Borut Pahor, the President of Slovenia, is in Belgrade for a two-day visit to discuss bilateral relations, the situation in the region and Serbia’s European path with Vucic.
Speaking at a joint news conference in Belgrade with Pahor, Vucic said that unlike the first visit in 2014 when 50 companies and entrepreneurs accompanied Pahor, this time about 500 of them was expected at the two countries’ Economic Forum.
Pahor said his country was supporting Serbia’s ambition to join the European Union, adding there were different views on some issues between Ljubljana and Belgrade, but that his visit aimed at cementing the mutual trust and relations in all areas.
Asked about the so-called border correction, advocated by Kosovo President Hashim Thaci in the EU-facilitated Belgrade – Pristina dialogue, Pahor said he would not exclude such solution, but that “it must not cause collateral damage to other countries in the region.”
“I would not exclude that, but would be extremely cautious,” he said.
Pahor added he did not think that Serbia was in any political crisis due to the anti-government protests across the country, but that he would not interfere into domestic politics.
“We look at Slovenia as an honest friend, we are building good relations of mutual respect, and I believe those links could improve further,” Vucic told reporters.
Vucic said he told the EU, the US and the Russian President Vladimir Putin the same thing – Serbia doesn’t have two policies but only one, that of Serbia’s interest.
He added they discussed Serbia’s European path and agreed the Belgrade – Kosovo relations were crucial.
“I believe we will have Slovenia’s support in searching for a possible solution (concerning Kosovo),” Vucic said, adding any solution was far away right now due to Pristina’s 100 percent import tariffs on goods from Serbia and Bosnia introduced last November.
Pahor is due also to address Serbia’s Parliament and attend a meeting of the Serbia – Slovenia Economic Forum.
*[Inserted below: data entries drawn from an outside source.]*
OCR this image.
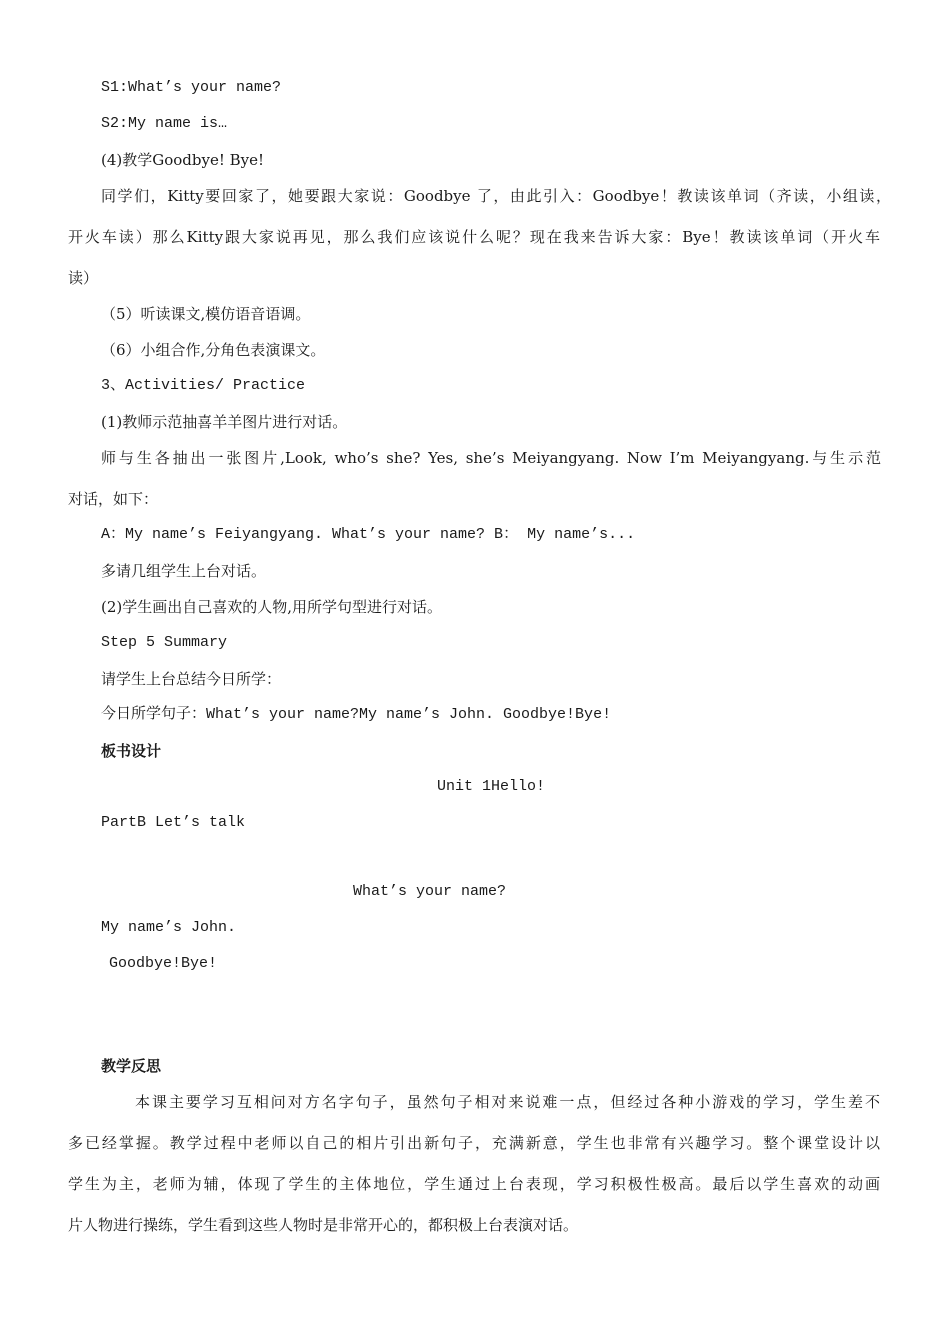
S1:What’s your name?

S2:My name is…

(4)教学Goodbye! Bye!

同学们，Kitty要回家了，她要跟大家说：Goodbye 了，由此引入：Goodbye！教读该单词（齐读，小组读，

开火车读）那么Kitty跟大家说再见，那么我们应该说什么呢？现在我来告诉大家：Bye！教读该单词（开火车

读）

（5）听读课文,模仿语音语调。

（6）小组合作,分角色表演课文。

3、Activities/ Practice

(1)教师示范抽喜羊羊图片进行对话。

师与生各抽出一张图片,Look, who’s she? Yes, she’s Meiyangyang. Now I’m Meiyangyang.与生示范

对话，如下：

A：My name’s Feiyangyang. What’s your name? B： My name’s...

多请几组学生上台对话。

(2)学生画出自己喜欢的人物,用所学句型进行对话。

Step 5 Summary

请学生上台总结今日所学：

今日所学句子：What’s your name?My name’s John. Goodbye!Bye!

板书设计

Unit 1Hello!

PartB Let’s talk

What’s your name?

My name’s John.

Goodbye!Bye!

教学反思

本课主要学习互相问对方名字句子，虽然句子相对来说难一点，但经过各种小游戏的学习，学生差不

多已经掌握。教学过程中老师以自己的相片引出新句子，充满新意，学生也非常有兴趣学习。整个课堂设计以

学生为主，老师为辅，体现了学生的主体地位，学生通过上台表现，学习积极性极高。最后以学生喜欢的动画

片人物进行操练，学生看到这些人物时是非常开心的，都积极上台表演对话。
Slovenia's President was in Serbia in 2013, the same year when the first joint session of the two governments was held in Belgrade.
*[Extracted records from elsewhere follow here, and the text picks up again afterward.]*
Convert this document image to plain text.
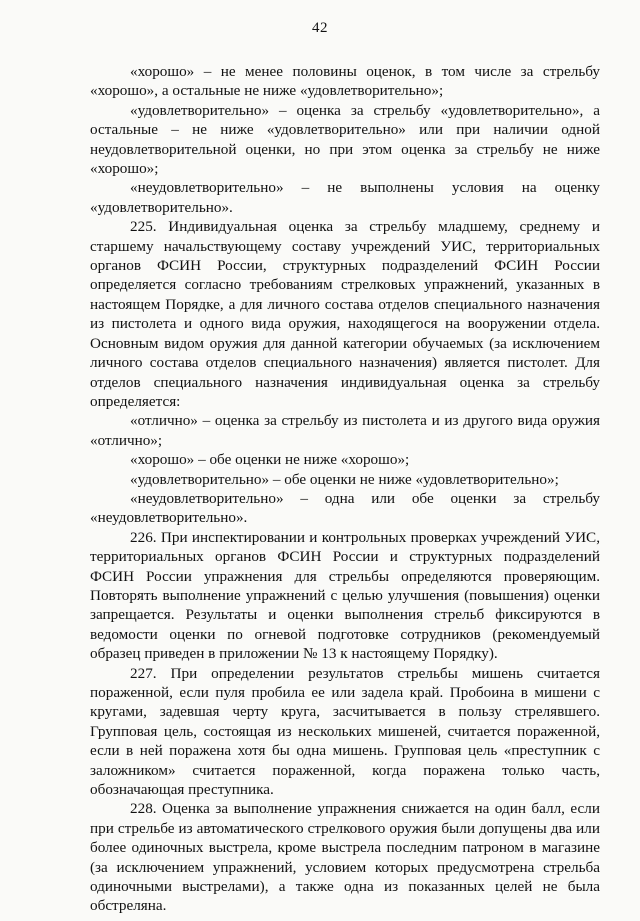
42

«хорошо» – не менее половины оценок, в том числе за стрельбу «хорошо», а остальные не ниже «удовлетворительно»;

«удовлетворительно» – оценка за стрельбу «удовлетворительно», а остальные – не ниже «удовлетворительно» или при наличии одной неудовлетворительной оценки, но при этом оценка за стрельбу не ниже «хорошо»;

«неудовлетворительно» – не выполнены условия на оценку «удовлетворительно».

225. Индивидуальная оценка за стрельбу младшему, среднему и старшему начальствующему составу учреждений УИС, территориальных органов ФСИН России, структурных подразделений ФСИН России определяется согласно требованиям стрелковых упражнений, указанных в настоящем Порядке, а для личного состава отделов специального назначения из пистолета и одного вида оружия, находящегося на вооружении отдела. Основным видом оружия для данной категории обучаемых (за исключением личного состава отделов специального назначения) является пистолет. Для отделов специального назначения индивидуальная оценка за стрельбу определяется:

«отлично» – оценка за стрельбу из пистолета и из другого вида оружия «отлично»;

«хорошо» – обе оценки не ниже «хорошо»;

«удовлетворительно» – обе оценки не ниже «удовлетворительно»;

«неудовлетворительно» – одна или обе оценки за стрельбу «неудовлетворительно».

226. При инспектировании и контрольных проверках учреждений УИС, территориальных органов ФСИН России и структурных подразделений ФСИН России упражнения для стрельбы определяются проверяющим. Повторять выполнение упражнений с целью улучшения (повышения) оценки запрещается. Результаты и оценки выполнения стрельб фиксируются в ведомости оценки по огневой подготовке сотрудников (рекомендуемый образец приведен в приложении № 13 к настоящему Порядку).

227. При определении результатов стрельбы мишень считается пораженной, если пуля пробила ее или задела край. Пробоина в мишени с кругами, задевшая черту круга, засчитывается в пользу стрелявшего. Групповая цель, состоящая из нескольких мишеней, считается пораженной, если в ней поражена хотя бы одна мишень. Групповая цель «преступник с заложником» считается пораженной, когда поражена только часть, обозначающая преступника.

228. Оценка за выполнение упражнения снижается на один балл, если при стрельбе из автоматического стрелкового оружия были допущены два или более одиночных выстрела, кроме выстрела последним патроном в магазине (за исключением упражнений, условием которых предусмотрена стрельба одиночными выстрелами), а также одна из показанных целей не была обстреляна.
Slovenia and Serbia are among ten foreign trade partners to each other with over a billion Euros exchange in 2017 which was on the rise last year.
Over 4,200 Serbia’s companies work with partners in Slovenia in the import-export business, while 1,660 Slovenian firms are registered in Serbia.
Slovenia is one of the ten most significant investors in Serbia with 400 investments with the majority of shares.
Serbia’s companies are also increasing their business in Slovenia.
Slovenia seceded from the former Yugoslavia on June 25, 1991, together with Croatia.
After two-weeks of clashes between the so-called local defence units and the then Yugoslav Army, the latter withdrew from the country. It became the first of all former Yugoslav republics to join the European Union in May 2004.